I remember two stories that we played, the first was about illiteracy and the second was about children vaccinations.
This is the one we played about illiteracy:
An illiterate woman, wearing the black abaya, is sitting at home while her husband is at work and her child is at school. The bell rings and she opens the door. The postman gives her an envelope and leaves. She opens the envelope to find a paper with red text written on it. She starts to talk to herself: „Oh my God. Something bad must have happened. Why is the text in red? It must be something really bad.“ She holds the paper, looking at the red letters and starts crying. „Oh, God help me. I hope my child and my husband are safe. Why is it red? Maybe my husband had an accident at work. Maybe he is in the hospital.“
For those of us who were watching the play, this was the funniest part. We laughed with tears, looking at her holding the paper and crying.
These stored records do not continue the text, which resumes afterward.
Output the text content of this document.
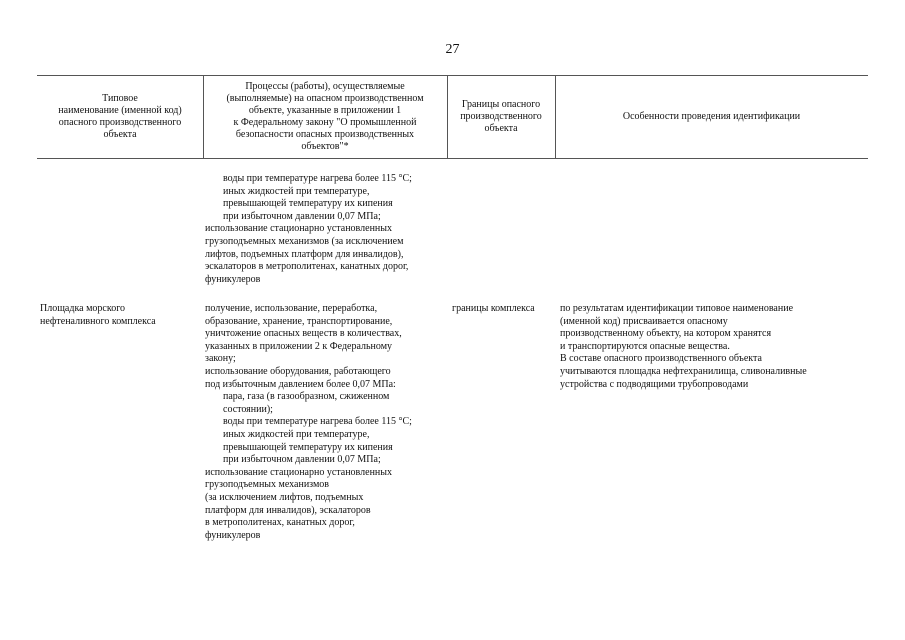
27
Типовое
наименование (именной код)
опасного производственного
объекта
Процессы (работы), осуществляемые
(выполняемые) на опасном производственном
объекте, указанные в приложении 1
к Федеральному закону "О промышленной
безопасности опасных производственных
объектов"*
Границы опасного
производственного
объекта
Особенности проведения идентификации
воды при температуре нагрева более 115 °C;
иных жидкостей при температуре,
превышающей температуру их кипения
при избыточном давлении 0,07 МПа;
использование стационарно установленных
грузоподъемных механизмов (за исключением
лифтов, подъемных платформ для инвалидов),
эскалаторов в метрополитенах, канатных дорог,
фуникулеров
Площадка морского
нефтеналивного комплекса
получение, использование, переработка,
образование, хранение, транспортирование,
уничтожение опасных веществ в количествах,
указанных в приложении 2 к Федеральному
закону;
использование оборудования, работающего
под избыточным давлением более 0,07 МПа:
пара, газа (в газообразном, сжиженном
состоянии);
воды при температуре нагрева более 115 °C;
иных жидкостей при температуре,
превышающей температуру их кипения
при избыточном давлении 0,07 МПа;
использование стационарно установленных
грузоподъемных механизмов
(за исключением лифтов, подъемных
платформ для инвалидов), эскалаторов
в метрополитенах, канатных дорог,
фуникулеров
границы комплекса	по результатам идентификации типовое наименование
(именной код) присваивается опасному
производственному объекту, на котором хранятся
и транспортируются опасные вещества.
В составе опасного производственного объекта
учитываются площадка нефтехранилища, сливоналивные
устройства с подводящими трубопроводами
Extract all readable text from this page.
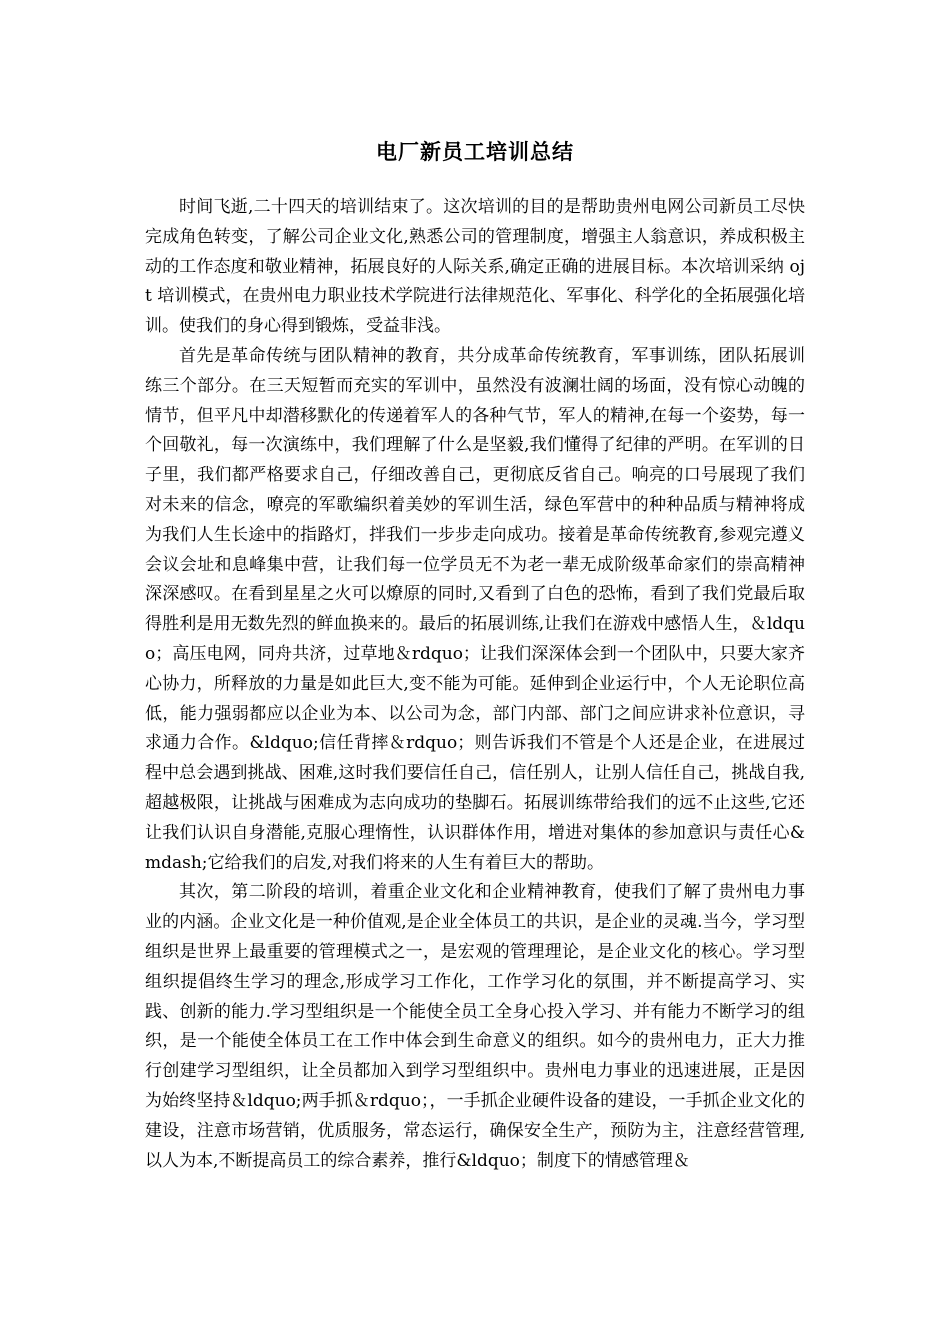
电厂新员工培训总结

时间飞逝,二十四天的培训结束了。这次培训的目的是帮助贵州电网公司新员工尽快完成角色转变，了解公司企业文化,熟悉公司的管理制度，增强主人翁意识，养成积极主动的工作态度和敬业精神，拓展良好的人际关系,确定正确的进展目标。本次培训采纳 ojt 培训模式，在贵州电力职业技术学院进行法律规范化、军事化、科学化的全拓展强化培训。使我们的身心得到锻炼，受益非浅。

首先是革命传统与团队精神的教育，共分成革命传统教育，军事训练，团队拓展训练三个部分。在三天短暂而充实的军训中，虽然没有波澜壮阔的场面，没有惊心动魄的情节，但平凡中却潜移默化的传递着军人的各种气节，军人的精神,在每一个姿势，每一个回敬礼，每一次演练中，我们理解了什么是坚毅,我们懂得了纪律的严明。在军训的日子里，我们都严格要求自己，仔细改善自己，更彻底反省自己。响亮的口号展现了我们对未来的信念，嘹亮的军歌编织着美妙的军训生活，绿色军营中的种种品质与精神将成为我们人生长途中的指路灯，拌我们一步步走向成功。接着是革命传统教育,参观完遵义会议会址和息峰集中营，让我们每一位学员无不为老一辈无成阶级革命家们的崇高精神深深感叹。在看到星星之火可以燎原的同时,又看到了白色的恐怖，看到了我们党最后取得胜利是用无数先烈的鲜血换来的。最后的拓展训练,让我们在游戏中感悟人生，＆ldquo；高压电网，同舟共济，过草地＆rdquo；让我们深深体会到一个团队中，只要大家齐心协力，所释放的力量是如此巨大,变不能为可能。延伸到企业运行中，个人无论职位高低，能力强弱都应以企业为本、以公司为念，部门内部、部门之间应讲求补位意识，寻求通力合作。&ldquo;信任背摔＆rdquo；则告诉我们不管是个人还是企业，在进展过程中总会遇到挑战、困难,这时我们要信任自己，信任别人，让别人信任自己，挑战自我,超越极限，让挑战与困难成为志向成功的垫脚石。拓展训练带给我们的远不止这些,它还让我们认识自身潜能,克服心理惰性，认识群体作用，增进对集体的参加意识与责任心&mdash;它给我们的启发,对我们将来的人生有着巨大的帮助。

其次，第二阶段的培训，着重企业文化和企业精神教育，使我们了解了贵州电力事业的内涵。企业文化是一种价值观,是企业全体员工的共识，是企业的灵魂.当今，学习型组织是世界上最重要的管理模式之一，是宏观的管理理论，是企业文化的核心。学习型组织提倡终生学习的理念,形成学习工作化，工作学习化的氛围，并不断提高学习、实践、创新的能力.学习型组织是一个能使全员工全身心投入学习、并有能力不断学习的组织，是一个能使全体员工在工作中体会到生命意义的组织。如今的贵州电力，正大力推行创建学习型组织，让全员都加入到学习型组织中。贵州电力事业的迅速进展，正是因为始终坚持＆ldquo;两手抓＆rdquo；，一手抓企业硬件设备的建设，一手抓企业文化的建设，注意市场营销，优质服务，常态运行，确保安全生产，预防为主，注意经营管理,以人为本,不断提高员工的综合素养，推行&ldquo；制度下的情感管理＆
Then her daughter or son (depending on the actor) comes home from school and finds her/his mother crying and shouting: „What happened? Oh my God, what happened?“
She/he takes the paper and reads: „Electricity bill for December 1979“
The mother stops crying and looks embarrassed. In that moment the father comes home and the daughter/son tells him what happened. The father turns to his wife and tells her: „You see my wife, reading is important to everyone. Not only for those who work. I will take you tomorrow to register you in the literacy center.“
The wife replies: „Yes, I must go to school and learn how to read. Reading and writing is very important and I don’t want to cry again because of an electricity bill.“
The daughter/son gets very excited and says: „My mother will go to school and learn, just like me.“
When the play ended and we clapped for the cast, the teacher started questioning around: „Who has someone illiterate in his family?“
Then she would ask those who raised their hands, who the illiterate person they knew was. Some said it was their mother or father but mostly it was their grandmother.  The teacher then told them to go home and tell their parents or grandparents to register at one of the literacy centers, “because reading and writing is very important for everyone.”
I was always sad because we had no illiterate person in our family so I couldn’t raise my hand nor get the mission to tell someone in my family to go to the literacy center.